I travel not to go anywhere, but to go. I travel for travel’s sake. The great affair is to move.
— from Travels with a Donkey in the Cevennes, by Robert Louis Stevenson
Yesterday’s Writing Group prompt: Tell us about the smallest plane you’ve ever been on, the largest boat, and the most interesting train.
The biggest boat? That’s easy:
In October, David and I took our first cruise. We boarded Royal Caribbean’s Enchantment of the Seas in Baltimore for a 6-night cruise to Bermuda to celebrate our first anniversary. Neither of us was sure how we’d like it, but after we got our sea legs, which is a real thing, it was pretty great.
I think the smallest plane I’ve ever been on was in law school. I was an Admissions Ambassador, so I got to travel to different places, usually undergraduate universities, for education fairs where I would talk about how awesome my school was and why you should totally come here.
I had been dying to go to Boston for a long time, so I asked the dean in charge of the trips if she’d save that one for me, and she did. I flew out of JFK on a puddle jumper. We had to walk out on the tarmac and climb the ladder, because I don’t think it was even tall enough to reach the gate. I’m not a great flyer, and take-offs are the scariest for me. Of course, take-offs in little planes are even worse, usually, and it was raining, so I wasn’t that excited. I just buckled in, leaned back, closed my eyes, and hoped for the best. Luckily, it’s a very quick flight from New York City to Boston.
The most interesting train is the one we took from Chicago to Seattle in late August 2010. When I made my 101 in 1001 list, one of the list items was “take a train somewhere far enough away that I have to book a sleeper car.” And that’s just what we did.

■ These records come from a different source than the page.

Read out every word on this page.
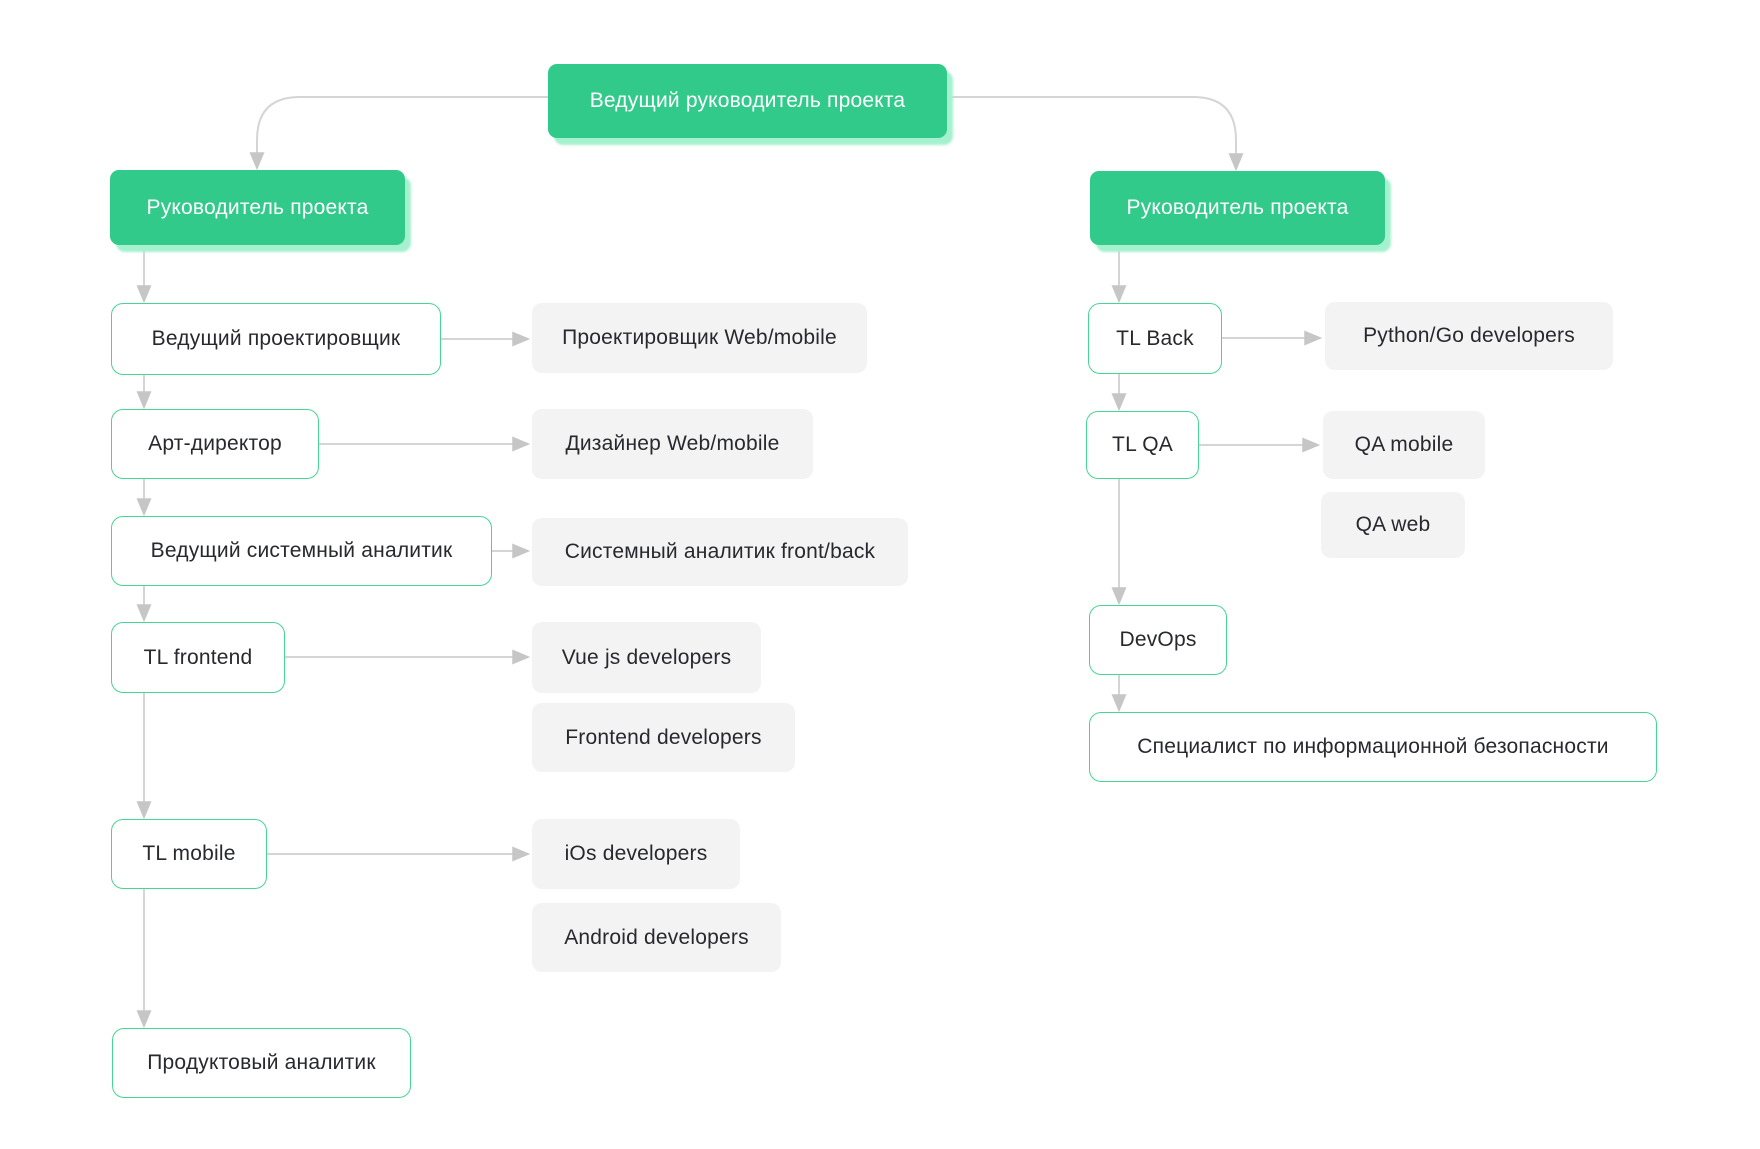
Ведущий руководитель проекта
Руководитель проекта	Руководитель проекта
Ведущий проектировщик	Проектировщик Web/mobile
Арт-директор	Дизайнер Web/mobile
Ведущий системный аналитик	Системный аналитик front/back
TL frontend	Vue js developers
Frontend developers
TL mobile	iOs developers
Android developers
Продуктовый аналитик
TL Back	Python/Go developers
TL QA	QA mobile
QA web
DevOps
Специалист по информационной безопасности
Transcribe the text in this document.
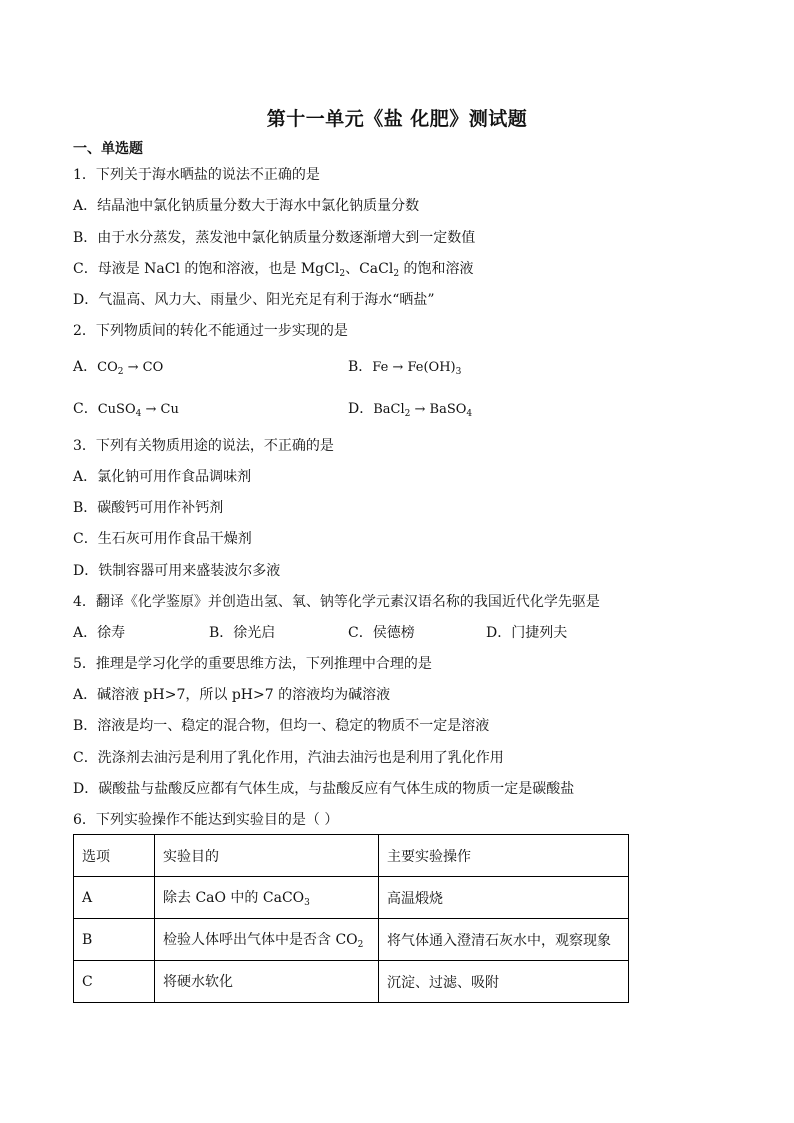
第十一单元《盐 化肥》测试题
一、单选题
1．下列关于海水晒盐的说法不正确的是
A．结晶池中氯化钠质量分数大于海水中氯化钠质量分数
B．由于水分蒸发，蒸发池中氯化钠质量分数逐渐增大到一定数值
C．母液是 NaCl 的饱和溶液，也是 MgCl$_2$、CaCl$_2$ 的饱和溶液
D．气温高、风力大、雨量少、阳光充足有利于海水“晒盐”
2．下列物质间的转化不能通过一步实现的是
A．$CO_2$ → CO	B．$Fe \to Fe(OH)_3$
C．CuSO$_4$ → Cu	D．BaCl$_2$ → BaSO$_4$
3．下列有关物质用途的说法，不正确的是
A．氯化钠可用作食品调味剂
B．碳酸钙可用作补钙剂
C．生石灰可用作食品干燥剂
D．铁制容器可用来盛装波尔多液
4．翻译《化学鉴原》并创造出氢、氧、钠等化学元素汉语名称的我国近代化学先驱是
A．徐寿	B．徐光启	C．侯德榜	D．门捷列夫
5．推理是学习化学的重要思维方法，下列推理中合理的是
A．碱溶液 pH>7，所以 pH>7 的溶液均为碱溶液
B．溶液是均一、稳定的混合物，但均一、稳定的物质不一定是溶液
C．洗涤剂去油污是利用了乳化作用，汽油去油污也是利用了乳化作用
D．碳酸盐与盐酸反应都有气体生成，与盐酸反应有气体生成的物质一定是碳酸盐
6．下列实验操作不能达到实验目的是（ ）
选项	实验目的	主要实验操作
A	除去 CaO 中的 CaCO$_3$	高温煅烧
B	检验人体呼出气体中是否含 $CO_2$	将气体通入澄清石灰水中，观察现象
C	将硬水软化	沉淀、过滤、吸附
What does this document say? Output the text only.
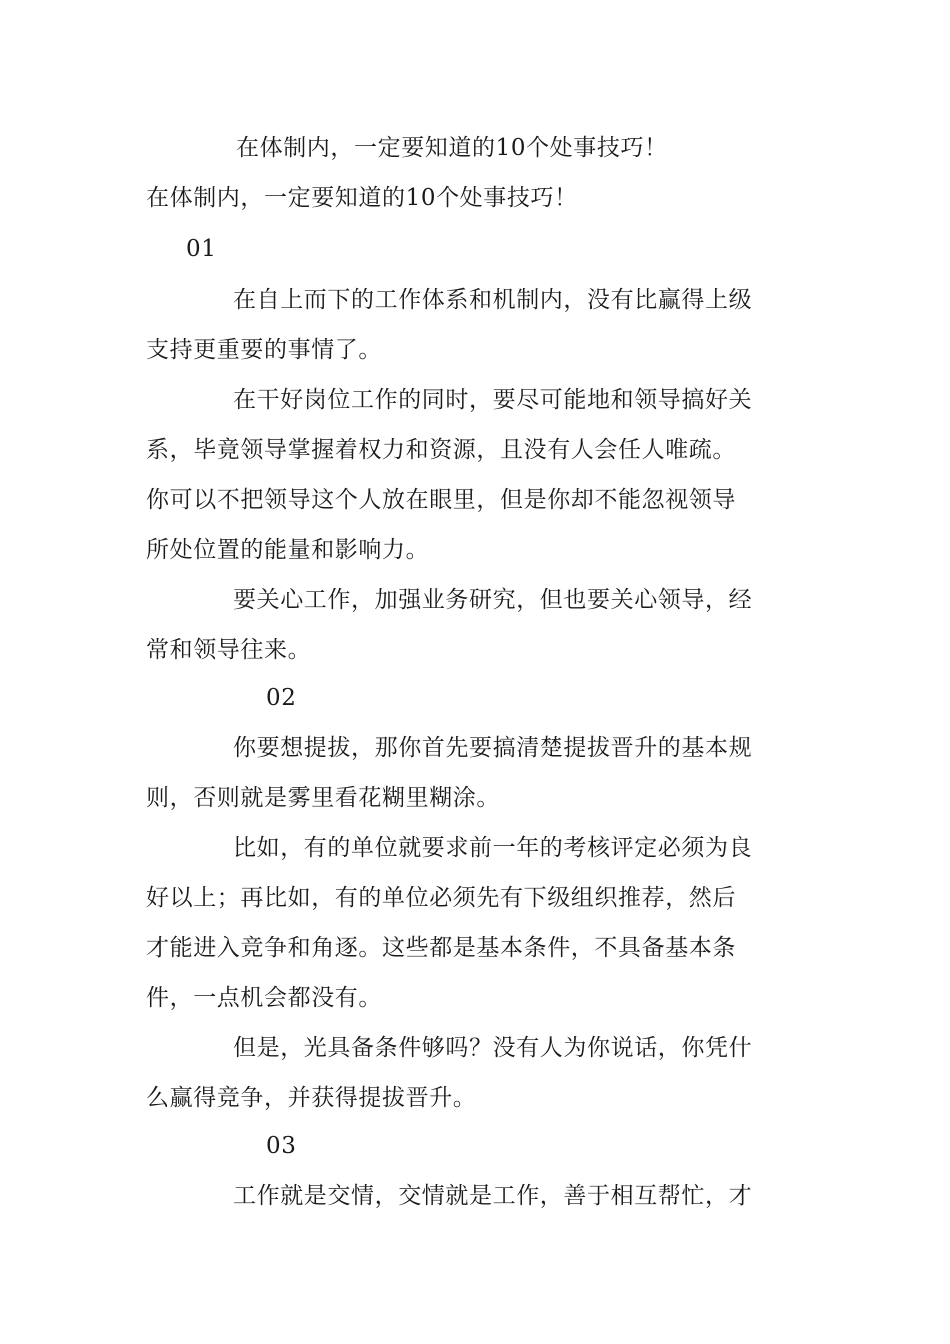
在体制内，一定要知道的10个处事技巧！
在体制内，一定要知道的10个处事技巧！
01
在自上而下的工作体系和机制内，没有比赢得上级
支持更重要的事情了。
在干好岗位工作的同时，要尽可能地和领导搞好关
系，毕竟领导掌握着权力和资源，且没有人会任人唯疏。
你可以不把领导这个人放在眼里，但是你却不能忽视领导
所处位置的能量和影响力。
要关心工作，加强业务研究，但也要关心领导，经
常和领导往来。
02
你要想提拔，那你首先要搞清楚提拔晋升的基本规
则，否则就是雾里看花糊里糊涂。
比如，有的单位就要求前一年的考核评定必须为良
好以上；再比如，有的单位必须先有下级组织推荐，然后
才能进入竞争和角逐。这些都是基本条件，不具备基本条
件，一点机会都没有。
但是，光具备条件够吗？没有人为你说话，你凭什
么赢得竞争，并获得提拔晋升。
03
工作就是交情，交情就是工作，善于相互帮忙，才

We booked a two-person sleeper on the Empire Builder (are you kidding me with that name?) and flew to Chicago to start our adventure.
The trip was amazing. We left at around 2:30 in the afternoon on Wednesday and arrived in Seattle at around 9:00 Friday morning. Along the way, we crossed the Mississippi (which is mighty, but starts in Minnesota at a place that you can walk across with five steps down, as you may have heard), crossed North Dakota, the mythical land of my birth (and a place I left before I was old enough to make memories), saw tons of horses in Montana, and unbelievable scenery in the Cascades.
I would do another trip like that in a heartbeat. It’s an unbeatable way to see some of the best parts of the country.